31 de outubro de 2007

“Porque a ausência, essa ausência assimilada, ninguém a rouba mais de mim”

Uma vez, escreveu para repetir - e falar pela primeira vez algumas coisas também - que sentiria saudades, que adorou tê-lo conhecido, que se divertiu muito, que vai ser bom contar a história para os netos, que o playground do seu prédio não seria mais o mesmo, que encontrar gente que nem ele é raro, que era bom beijá-lo até com gosto de cachorro-quente, que ele foi muito legal em entender o seu mau-humor temporário, que foi bacana falar pelos cotovelos e contar tantas histórias enormes (e que se sentiu acolhida e confortável a ponto de fazer confissões íntimas que não costuma anunciar por aí), que gosta das coisas que ele conseguiu dizer em meio a seus monólogos e que elas estarão confidencialmente guardadas, que tentou fugir daquele encontro com início, meio e fim programados, mas que não conseguiu, que teve vontade de bater nele por ele não tê-la deixado quieta no seu canto, que teria tido ainda mais vontade de bater nele se ele a tivesse deixado quieta no seu canto, que foi bom dançar com ele, beber com ele, fazer farra com ele, que a lista do que admira nele é longa, excessivamente longa, que era meio doido estar então no papel do terceiro elemento e ter noção do espaço que podia ter em sua vida (e que achava que a esposa dele é uma mulher de sorte), que adorava suas ligações carinhosas e adorava mais ainda os elogios que ele fazia, que ficava rindo feliz das aventuras adolescentes, que transar com ele era delicioso, ainda que não tivessem deitado juntos numa cama, que foi bonitinho ele testemunhar o momento mulherzinha dela diante de uma barata, que lhe viam à cabeça algumas frases bastante piegas, que o desejava o melhor desta vida e que gostava dele de verdade.
E disse:
“Boa viagem, boa volta, boa vida, se cuida.”

(Título roubado de Drummond.)

16 de outubro de 2007

15 Parabéns

Você já votou?

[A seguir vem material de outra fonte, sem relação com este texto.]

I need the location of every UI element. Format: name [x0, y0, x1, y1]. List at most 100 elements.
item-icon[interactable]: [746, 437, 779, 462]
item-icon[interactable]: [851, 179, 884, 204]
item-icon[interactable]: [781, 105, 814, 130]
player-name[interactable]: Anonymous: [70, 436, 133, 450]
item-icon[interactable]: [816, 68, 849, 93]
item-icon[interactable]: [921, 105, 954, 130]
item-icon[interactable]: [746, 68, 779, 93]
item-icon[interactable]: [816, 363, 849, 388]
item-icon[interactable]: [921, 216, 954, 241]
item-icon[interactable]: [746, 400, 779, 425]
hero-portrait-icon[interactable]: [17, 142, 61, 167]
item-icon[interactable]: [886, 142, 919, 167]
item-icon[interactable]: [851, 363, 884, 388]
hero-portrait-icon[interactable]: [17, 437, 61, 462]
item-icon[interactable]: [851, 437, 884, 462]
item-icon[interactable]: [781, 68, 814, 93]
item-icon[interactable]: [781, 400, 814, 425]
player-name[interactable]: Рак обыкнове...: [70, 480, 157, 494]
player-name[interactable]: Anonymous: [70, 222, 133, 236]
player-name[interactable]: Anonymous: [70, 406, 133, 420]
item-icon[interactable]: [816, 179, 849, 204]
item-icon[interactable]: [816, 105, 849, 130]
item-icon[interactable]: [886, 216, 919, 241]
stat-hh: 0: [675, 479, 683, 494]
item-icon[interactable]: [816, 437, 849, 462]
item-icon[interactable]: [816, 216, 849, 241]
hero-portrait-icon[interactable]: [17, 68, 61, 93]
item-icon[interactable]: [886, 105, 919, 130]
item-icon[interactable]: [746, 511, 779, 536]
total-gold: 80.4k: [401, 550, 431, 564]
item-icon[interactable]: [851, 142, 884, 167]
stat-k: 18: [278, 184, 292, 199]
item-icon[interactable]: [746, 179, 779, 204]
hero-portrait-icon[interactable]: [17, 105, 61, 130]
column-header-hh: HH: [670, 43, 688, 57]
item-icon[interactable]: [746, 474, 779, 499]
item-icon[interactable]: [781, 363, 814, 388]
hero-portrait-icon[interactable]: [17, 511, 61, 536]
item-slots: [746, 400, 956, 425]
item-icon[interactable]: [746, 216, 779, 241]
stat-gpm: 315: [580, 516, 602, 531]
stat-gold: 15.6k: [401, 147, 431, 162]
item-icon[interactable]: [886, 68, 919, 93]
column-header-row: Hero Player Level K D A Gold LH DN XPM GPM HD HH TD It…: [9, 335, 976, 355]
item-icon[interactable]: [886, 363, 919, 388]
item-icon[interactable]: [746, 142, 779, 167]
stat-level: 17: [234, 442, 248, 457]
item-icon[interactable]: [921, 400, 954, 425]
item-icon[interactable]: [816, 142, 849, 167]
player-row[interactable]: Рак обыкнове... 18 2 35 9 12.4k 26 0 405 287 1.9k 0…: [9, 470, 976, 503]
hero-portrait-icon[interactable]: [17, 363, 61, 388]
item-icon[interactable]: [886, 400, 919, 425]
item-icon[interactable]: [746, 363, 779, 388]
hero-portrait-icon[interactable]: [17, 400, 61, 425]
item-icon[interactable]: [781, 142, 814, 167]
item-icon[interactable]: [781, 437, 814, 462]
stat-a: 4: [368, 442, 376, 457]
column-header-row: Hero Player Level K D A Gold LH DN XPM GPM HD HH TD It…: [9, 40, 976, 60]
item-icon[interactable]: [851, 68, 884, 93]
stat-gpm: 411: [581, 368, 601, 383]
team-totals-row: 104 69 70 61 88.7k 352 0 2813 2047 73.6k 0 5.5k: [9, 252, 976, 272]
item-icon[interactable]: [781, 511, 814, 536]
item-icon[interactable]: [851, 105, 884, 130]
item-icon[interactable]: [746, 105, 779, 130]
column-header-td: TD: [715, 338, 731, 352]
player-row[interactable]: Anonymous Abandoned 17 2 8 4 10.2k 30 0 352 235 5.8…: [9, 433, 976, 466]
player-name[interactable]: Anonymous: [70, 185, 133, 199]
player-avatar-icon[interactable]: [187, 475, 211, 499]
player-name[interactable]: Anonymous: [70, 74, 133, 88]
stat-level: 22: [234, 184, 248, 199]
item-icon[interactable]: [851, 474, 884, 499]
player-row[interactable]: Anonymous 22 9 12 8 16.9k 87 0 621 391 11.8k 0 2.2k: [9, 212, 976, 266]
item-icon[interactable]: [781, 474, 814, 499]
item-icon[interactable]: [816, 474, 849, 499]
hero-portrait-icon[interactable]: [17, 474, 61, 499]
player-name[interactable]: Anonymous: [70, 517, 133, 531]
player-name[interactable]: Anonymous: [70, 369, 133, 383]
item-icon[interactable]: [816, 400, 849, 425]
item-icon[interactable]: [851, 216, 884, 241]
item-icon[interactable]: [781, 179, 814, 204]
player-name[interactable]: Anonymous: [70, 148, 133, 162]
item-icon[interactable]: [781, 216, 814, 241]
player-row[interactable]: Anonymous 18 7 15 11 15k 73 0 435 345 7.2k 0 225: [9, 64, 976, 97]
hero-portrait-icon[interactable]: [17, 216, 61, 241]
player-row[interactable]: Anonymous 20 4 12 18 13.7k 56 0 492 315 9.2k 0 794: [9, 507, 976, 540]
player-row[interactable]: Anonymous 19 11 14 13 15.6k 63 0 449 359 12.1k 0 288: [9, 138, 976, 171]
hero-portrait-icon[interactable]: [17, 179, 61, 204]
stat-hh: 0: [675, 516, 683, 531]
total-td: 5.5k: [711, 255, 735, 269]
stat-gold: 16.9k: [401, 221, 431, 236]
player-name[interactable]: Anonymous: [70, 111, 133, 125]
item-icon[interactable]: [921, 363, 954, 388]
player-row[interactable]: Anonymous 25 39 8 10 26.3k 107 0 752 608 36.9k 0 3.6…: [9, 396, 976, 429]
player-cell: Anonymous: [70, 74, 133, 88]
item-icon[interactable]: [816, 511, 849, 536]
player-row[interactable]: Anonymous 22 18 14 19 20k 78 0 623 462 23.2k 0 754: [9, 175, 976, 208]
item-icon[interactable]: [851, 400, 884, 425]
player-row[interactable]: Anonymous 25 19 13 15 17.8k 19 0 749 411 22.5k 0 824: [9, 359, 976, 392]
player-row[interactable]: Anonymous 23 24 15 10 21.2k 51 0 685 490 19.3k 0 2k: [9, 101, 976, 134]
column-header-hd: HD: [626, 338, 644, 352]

Você vai comemorar com a gente? Você viu que eles estiveram no , no Bem Brasil, estreando clipe na MTV, na TVE de Minas, TVE Bahia, no Jornal da MTV, e em várias outras coisitas e ocasiões que escapuliram do YouTube? Você viu como eles deram show no teatro ao lado de Morotó e de Ronei? O teaser, você viu? E Wilson Melo mandando Fábio tomar no cu? E Queda Livre, minha preferida?

15 de outubro de 2007

Quem o chamou?

Eu pus a língua para fora e me entornei em copos cheios de gelo. Um homem fardado se aproximou e me fez elogios com um tom rude, quase com raiva de ter gostado, parecia. Foi a primeira vez que me chamaram de patricinha e que não tomei como ofensa – mas, pensando bem, não me vem à memória outra situação em que isso tenha acontecido. Patricinha, eu? Não ousaram um julgamento deste antes, decerto. Eu ri e fiquei sem conseguir mais, durante alguns minutos, tirar o riso da cara. Ficou preso. Eu deveria ter desconfiado de que isso é coisa de polícia, este poder carregado em cada palavra, cada espaço, cada reticência, esta força ensaiada. A despeito disso, não perdi a pose. Nunca me incomodei mesmo com a avaliação feita sobre mim. Será que ele achou que eu iria baixar a cabeça? Será que ele achou que eu iria recuar, negar, me sentir envergonhada? Fato é que eu não tentaria recompensar minhas vulgaridades – o tempo para gastar com isso me reserva coisas melhores. Pus a língua para fora mais uma vez, e outra e outra, ao que ele disse que minha conduta se assemelhava à de ofídios peçonhentos, enquanto confessava se atrair por isso quase como quem se diz masoquista, “maltrata que eu gosto, maltrata que eu gosto”. E eu me apaixonei por cada vírgula e o riso ficou mais preso e eu não parava de repetir em pensamento o que escutei, letra por letra. Hedonista, safada, frívola, despudorada, fútil, venenosa. Onde surgiu tamanha capacidade em usar palavras perfeitas assim, de modo tão escandalosamente envolvente? Quando aprendeu a dizer exatamente aquilo que vai deixar a outra com vontade de ouvir mais? O que devo fazer para que não acabe? Para que me xingue e encare?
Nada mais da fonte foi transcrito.